Ein anderes Mal hätte er schwören können, dass sie ihn mit dem Feldstecher beobachtete. Sie stand auf der Veranda, das Glas vor den Augen, und sah zu, wie er durch die Bucht ruderte. Er hatte sein Hemd ausgezogen, der Schweiß rann ihm über den Körper. Er konnte nicht umhin, die Muskeln anzuspannen. Wenn sie schon zuschaute, wollte er wenigstens eine gute Figur abgeben. Das NASA-Training hatte dafür gesorgt, dass er topfit und kraftstrotzend war; da er sie mit seinen Muskeln beeindrucken wollte, legte er sich noch härter in die Riemen.
Als er hochblickte, war sie verschwunden.

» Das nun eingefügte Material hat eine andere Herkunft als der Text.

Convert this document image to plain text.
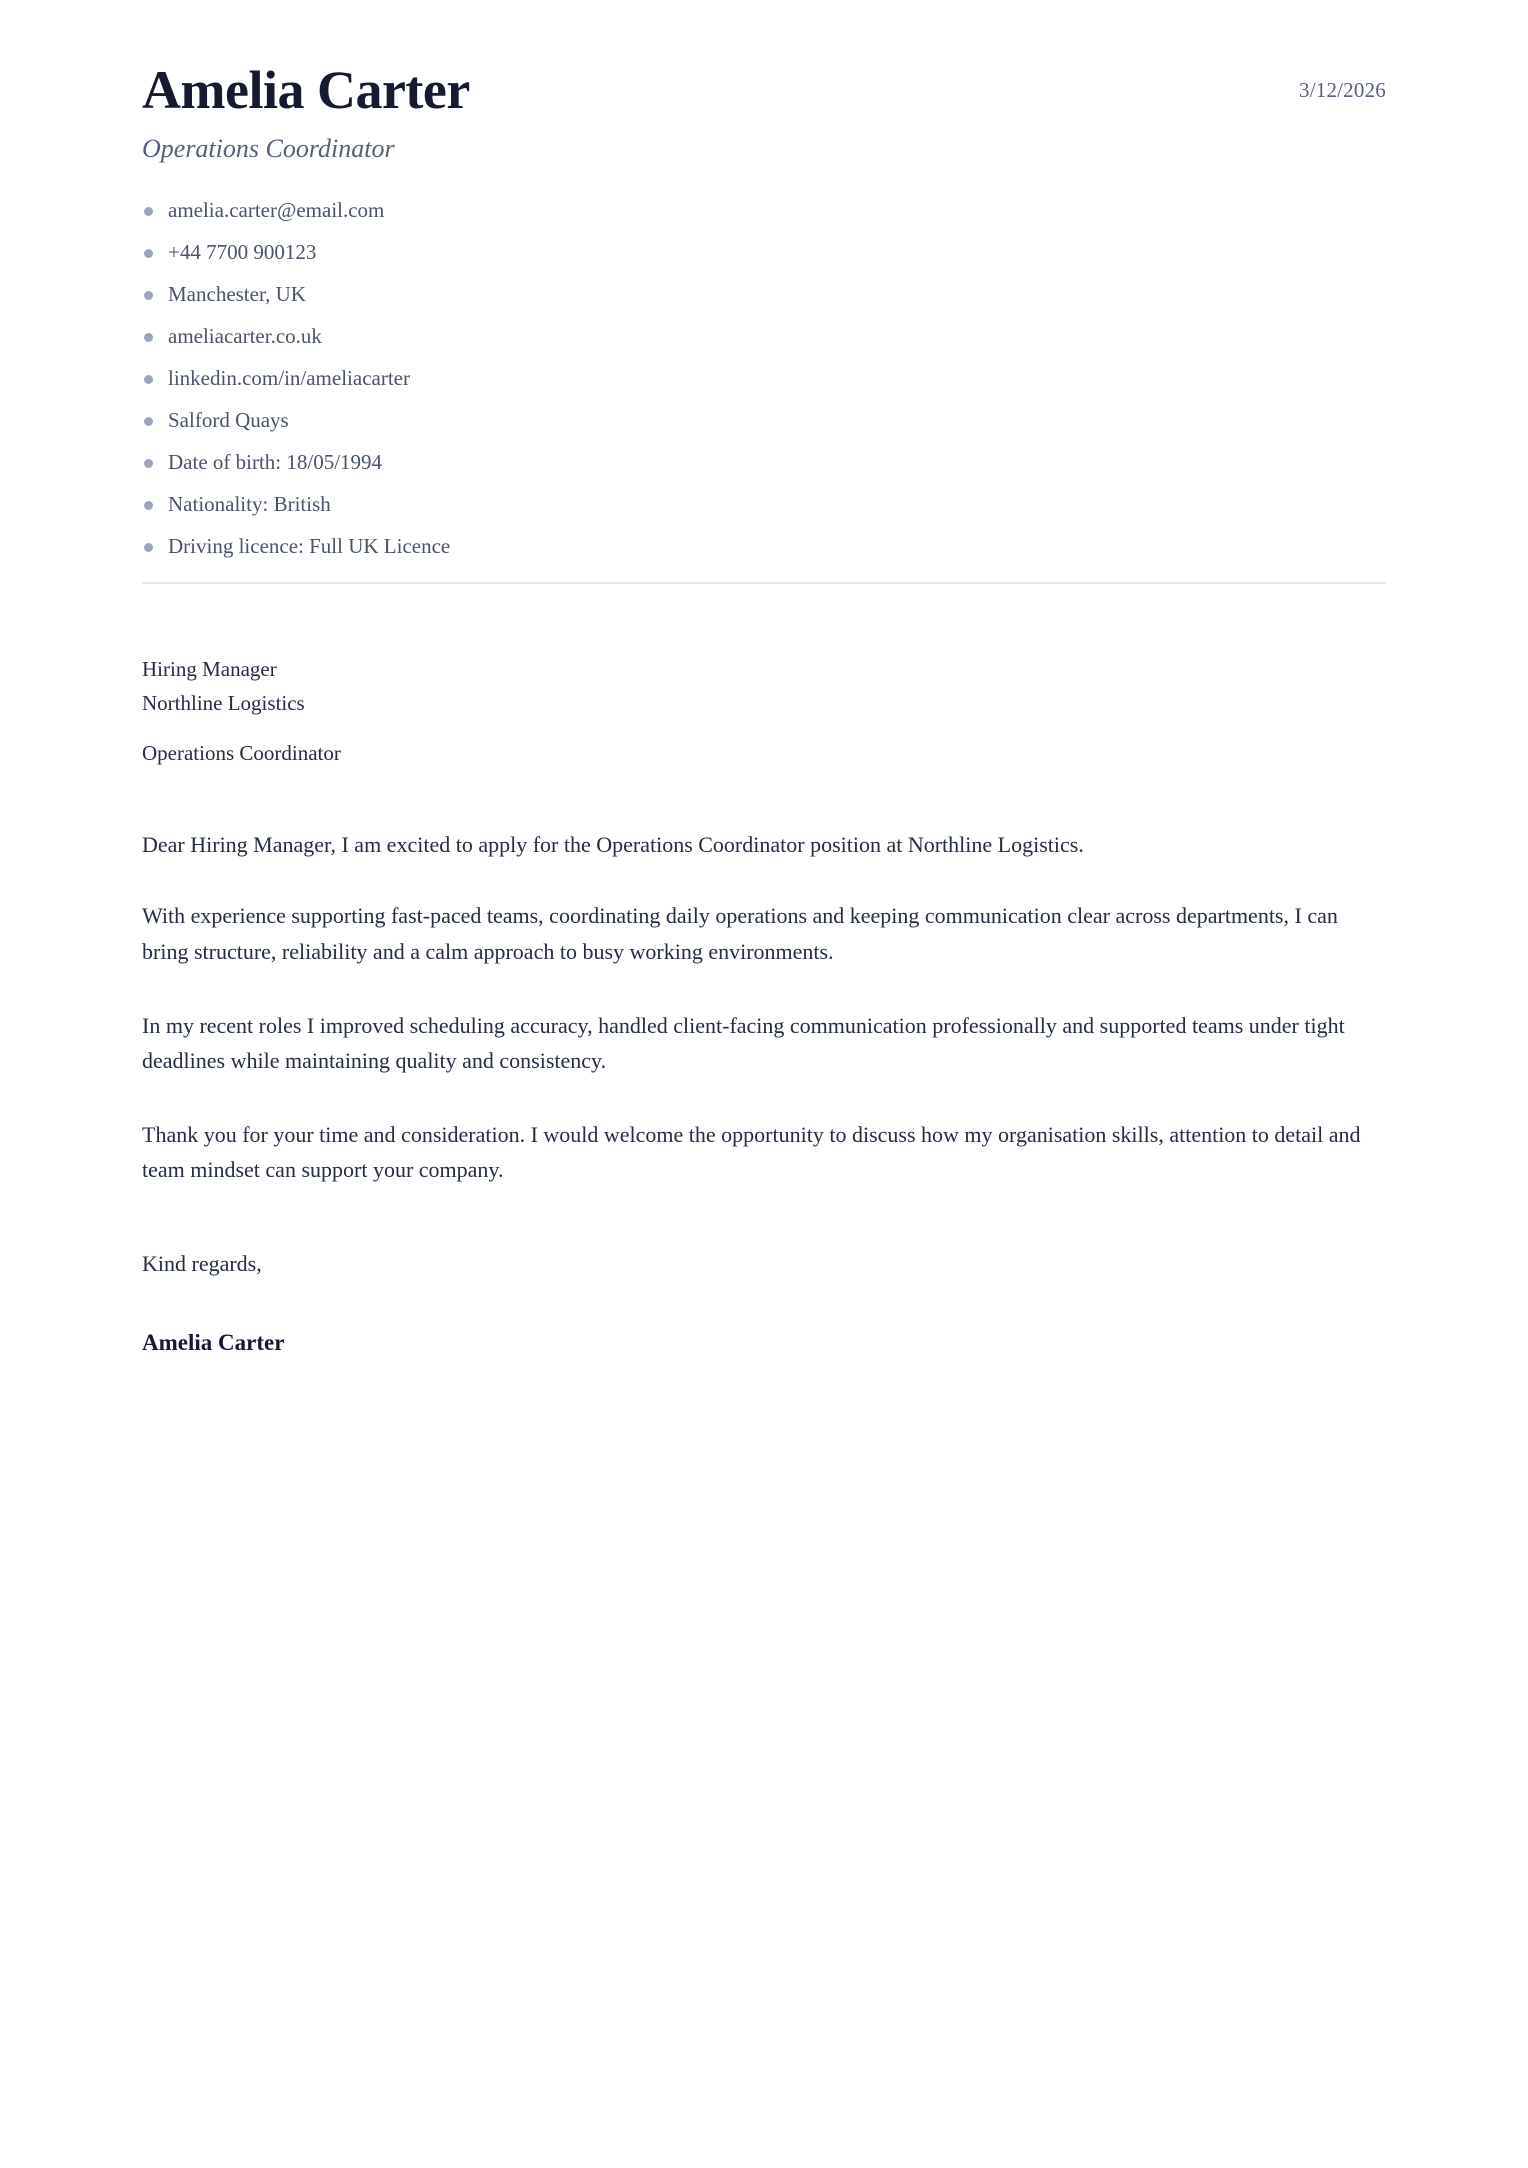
3/12/2026
Amelia Carter
Operations Coordinator
amelia.carter@email.com
+44 7700 900123
Manchester, UK
ameliacarter.co.uk
linkedin.com/in/ameliacarter
Salford Quays
Date of birth: 18/05/1994
Nationality: British
Driving licence: Full UK Licence

Hiring Manager

Northline Logistics

Operations Coordinator

Dear Hiring Manager, I am excited to apply for the Operations Coordinator position at Northline Logistics.

With experience supporting fast-paced teams, coordinating daily operations and keeping communication clear across departments, I can bring structure, reliability and a calm approach to busy working environments.

In my recent roles I improved scheduling accuracy, handled client-facing communication professionally and supported teams under tight deadlines while maintaining quality and consistency.

Thank you for your time and consideration. I would welcome the opportunity to discuss how my organisation skills, attention to detail and team mindset can support your company.

Kind regards,
Amelia Carter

Am nächsten Tag sah er sie vor dem Postamt. Er war mit dem Fahrrad unterwegs, um die Zeitung und seine Post abzuholen und Milch zu kaufen. Rumer hatte ihren Truck dort abgestellt, war auf dem Weg zur Schule. Quinn und Michael steckten in der Fahrerkabine die Köpfe zusammen und gingen irgendwelche Hausaufgaben durch; Michael war bereits aus dem Haus, als Zeb aufgestanden war, um vor dem Unterricht noch eine Stunde mit Quinn zu verbringen. Als Zeb härter in die Pedalen trat und den Hügel hinaufkam, stieg Rumer mit der Post in ihren Wagen, winkte ihm zu und rief, während sie rückwärts aus der Parklücke fuhr: »Die beiden kommen zu spät zur Schule – ich nehme sie mit!«
Sie schien unbeeindruckt von seiner Schnelligkeit, seinen Muskeln und seinem Geschick auf dem Rad. Das lässt sie völlig kalt, dachte Zeb. Wahrscheinlich hatte sie mit dem Feldstecher nur die Vögel beobachtet, in der Hoffnung, den Fischadler zu entdecken, den sie gerettet hatten, und gar nicht ihn im Visier gehabt. Oder sie hatte den Horizont nach der Schaluppe ihres Vaters abgesucht.